Ontario universities are currently working with the provincial government to create and fulfill Strategic Mandate Agreements, the goals of which are to “[build] on current strengths and to help drive system-wide objectives and government priorities.” Part of this process is evaluating a university’s research using bibliometrics—the quantitative analysis of journal articles. Bibliometric data collection is made possible by sophisticated computational algorithms. The specific metrics used in this case are based on the number of papers published and number of citations.
This is an alarming change: Although such methods of evaluation are not unusual, the Strategic Mandate Agreements officialize them and, during the project’s third phase, will tie them to funding. It is dangerous to base research funding on a metric that prioritizes volume of publishing over all else. In fact, such a decision is exclusionary of alternative research models, such as local, community-based, and Indigenous research, which are crucial for creating a multiplicity of academic narratives and sustaining engagement between local contexts and institutions.

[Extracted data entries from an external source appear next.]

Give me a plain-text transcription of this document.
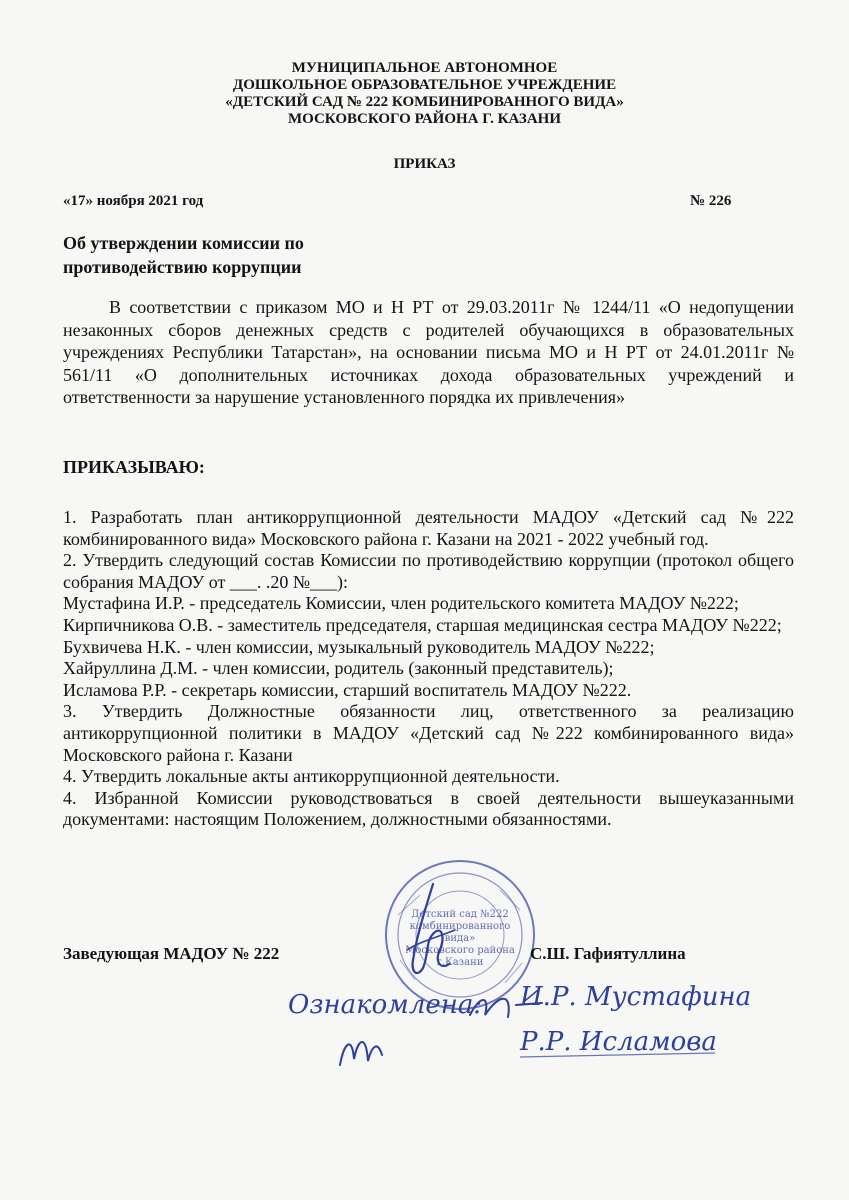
МУНИЦИПАЛЬНОЕ АВТОНОМНОЕ
ДОШКОЛЬНОЕ ОБРАЗОВАТЕЛЬНОЕ УЧРЕЖДЕНИЕ
«ДЕТСКИЙ САД № 222 КОМБИНИРОВАННОГО ВИДА»
МОСКОВСКОГО РАЙОНА Г. КАЗАНИ
ПРИКАЗ
«17» ноября 2021 год	№ 226
Об утверждении комиссии по
противодействию коррупции
В соответствии с приказом МО и Н РТ от 29.03.2011г № 1244/11 «О недопущении незаконных сборов денежных средств с родителей обучающихся в образовательных учреждениях Республики Татарстан», на основании письма МО и Н РТ от 24.01.2011г № 561/11 «О дополнительных источниках дохода образовательных учреждений и ответственности за нарушение установленного порядка их привлечения»
ПРИКАЗЫВАЮ:

1. Разработать план антикоррупционной деятельности МАДОУ «Детский сад №222 комбинированного вида» Московского района г. Казани на 2021 - 2022 учебный год.

2. Утвердить следующий состав Комиссии по противодействию коррупции (протокол общего собрания МАДОУ от ___. .20 №___):

Мустафина И.Р. - председатель Комиссии, член родительского комитета МАДОУ №222;

Кирпичникова О.В. - заместитель председателя, старшая медицинская сестра МАДОУ №222;

Бухвичева Н.К. - член комиссии, музыкальный руководитель МАДОУ №222;

Хайруллина Д.М. - член комиссии, родитель (законный представитель);

Исламова Р.Р. - секретарь комиссии, старший воспитатель МАДОУ №222.

3. Утвердить Должностные обязанности лиц, ответственного за реализацию антикоррупционной политики в МАДОУ «Детский сад №222 комбинированного вида» Московского района г. Казани

4. Утвердить локальные акты антикоррупционной деятельности.

4. Избранной Комиссии руководствоваться в своей деятельности вышеуказанными документами: настоящим Положением, должностными обязанностями.

Детский сад №222
комбинированного
вида»
Московского района
г.Казани
Заведующая МАДОУ № 222	С.Ш. Гафиятуллина
Ознакомлена: И.Р. Мустафина
Р.Р. Исламова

Academic research does not exist in a bubble. The Strategic Mandate Agreements leave no room for local, community-based research, which tends to have other goals besides academic publishing and may be conducted in languages other than English. One-size-fits-all research metrics have no place in Canada, where the dominant narratives of academic research sit uneasily beside local models. Publishing is only one end goal, albeit the most visible and glamorous. Researchers should be encouraged to look outside the limited scope of the traditional academic world, and perform research that benefits local communities. In turn, government funds should be allotted to alternative forms of research with priorities other than publishing, for example, providing research services to institutions such as health clinics and information centres in disenfranchised communities.

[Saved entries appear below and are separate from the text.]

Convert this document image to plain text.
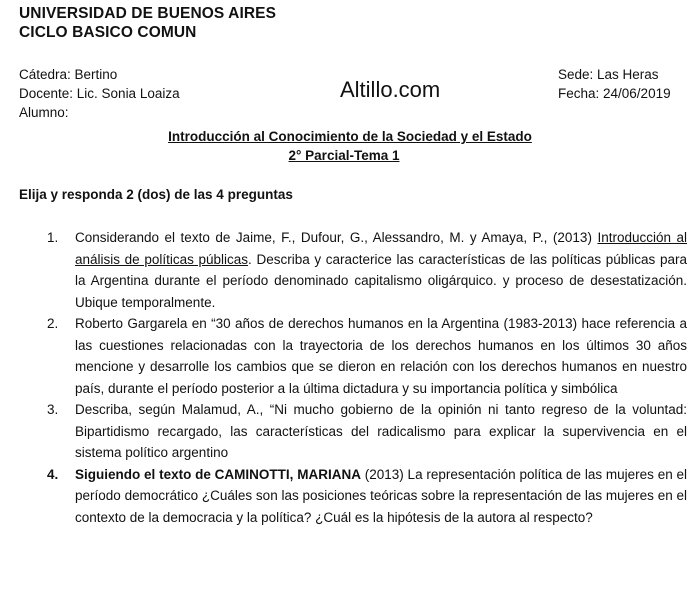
UNIVERSIDAD DE BUENOS AIRES
CICLO BASICO COMUN
Cátedra: Bertino
Docente: Lic. Sonia Loaiza
Alumno:
Altillo.com
Sede: Las Heras
Fecha: 24/06/2019
Introducción al Conocimiento de la Sociedad y el Estado
2° Parcial-Tema 1
Elija y responda 2 (dos) de las 4 preguntas
1. Considerando el texto de Jaime, F., Dufour, G., Alessandro, M. y Amaya, P., (2013) Introducción al análisis de políticas públicas. Describa y caracterice las características de las políticas públicas para la Argentina durante el período denominado capitalismo oligárquico. y proceso de desestatización. Ubique temporalmente.
2. Roberto Gargarela en “30 años de derechos humanos en la Argentina (1983-2013) hace referencia a las cuestiones relacionadas con la trayectoria de los derechos humanos en los últimos 30 años mencione y desarrolle los cambios que se dieron en relación con los derechos humanos en nuestro país, durante el período posterior a la última dictadura y su importancia política y simbólica
3. Describa, según Malamud, A., “Ni mucho gobierno de la opinión ni tanto regreso de la voluntad: Bipartidismo recargado, las características del radicalismo para explicar la supervivencia en el sistema político argentino
4. Siguiendo el texto de CAMINOTTI, MARIANA (2013) La representación política de las mujeres en el período democrático ¿Cuáles son las posiciones teóricas sobre la representación de las mujeres en el contexto de la democracia y la política? ¿Cuál es la hipótesis de la autora al respecto?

Although the agreements are Ontario-exclusive, if their research evaluation metrics become a Canadian norm, the results might be unfortunate for researchers in Quebec, too—especially those engaging in community-based research. The community-based model is action-driven, emphasizing communication in local contexts. In contrast, publishing-focused bibliometrics, like those of the agreements, tend to prioritize “high impact” English-language journals at the cost of local research. This leaves little space for bilingual fields, such as Quebec studies, or even community-based research conducted with immigrant communities. Local, community-based programs often face unique barriers at research universities—the tenuous existence of the Quebec Studies program at McGill is but one example. To normalize metrics that neglect these programs is to create an institutional bias against local research, which is necessary to strengthen the relationship between the academic institution and the surrounding community.

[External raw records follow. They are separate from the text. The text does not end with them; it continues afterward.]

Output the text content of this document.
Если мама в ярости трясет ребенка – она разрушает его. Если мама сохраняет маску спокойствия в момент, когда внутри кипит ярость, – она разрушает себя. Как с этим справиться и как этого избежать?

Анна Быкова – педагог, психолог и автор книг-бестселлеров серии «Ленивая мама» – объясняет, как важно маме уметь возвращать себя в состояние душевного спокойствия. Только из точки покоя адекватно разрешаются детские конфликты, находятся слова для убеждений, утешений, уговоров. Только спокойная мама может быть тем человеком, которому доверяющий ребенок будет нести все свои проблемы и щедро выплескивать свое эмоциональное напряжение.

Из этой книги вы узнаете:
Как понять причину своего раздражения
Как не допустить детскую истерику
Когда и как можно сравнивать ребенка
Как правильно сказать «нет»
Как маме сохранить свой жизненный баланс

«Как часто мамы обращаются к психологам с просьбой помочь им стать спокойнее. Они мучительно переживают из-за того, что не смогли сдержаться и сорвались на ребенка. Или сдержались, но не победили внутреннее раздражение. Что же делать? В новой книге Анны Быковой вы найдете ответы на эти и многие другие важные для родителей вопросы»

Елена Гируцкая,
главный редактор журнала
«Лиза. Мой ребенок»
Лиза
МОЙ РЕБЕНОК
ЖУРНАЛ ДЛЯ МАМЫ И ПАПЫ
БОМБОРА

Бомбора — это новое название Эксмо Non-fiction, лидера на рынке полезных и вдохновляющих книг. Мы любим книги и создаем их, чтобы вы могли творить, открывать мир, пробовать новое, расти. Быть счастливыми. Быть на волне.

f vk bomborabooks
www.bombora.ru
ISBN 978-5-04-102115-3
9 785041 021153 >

Indigenous research is another model that, while vital in Canada, might be further marginalized by publishing-based metrics. The Indigenous model often conducts research based on conversation, story, and care. This is not analogous with the Western scientific method, but it is an equally vital alternative narrative. To encode an academic system that devalues Indigenous research methods shuts Indigenous paradigms of learning, data, and history out of universities.
Ontario’s Strategic Mandate Agreements represent a choice to prioritize traditional research and academic publishing, despite the fact that it is now easier than ever to evaluate alternative research. Canadian institutions would do better to create methods for qualifying alternative forms of research, and legitimize a multiplicity of academic narratives. Only then can Canadian academia move toward a paradigm of inclusion and diversity rather than homogeneity.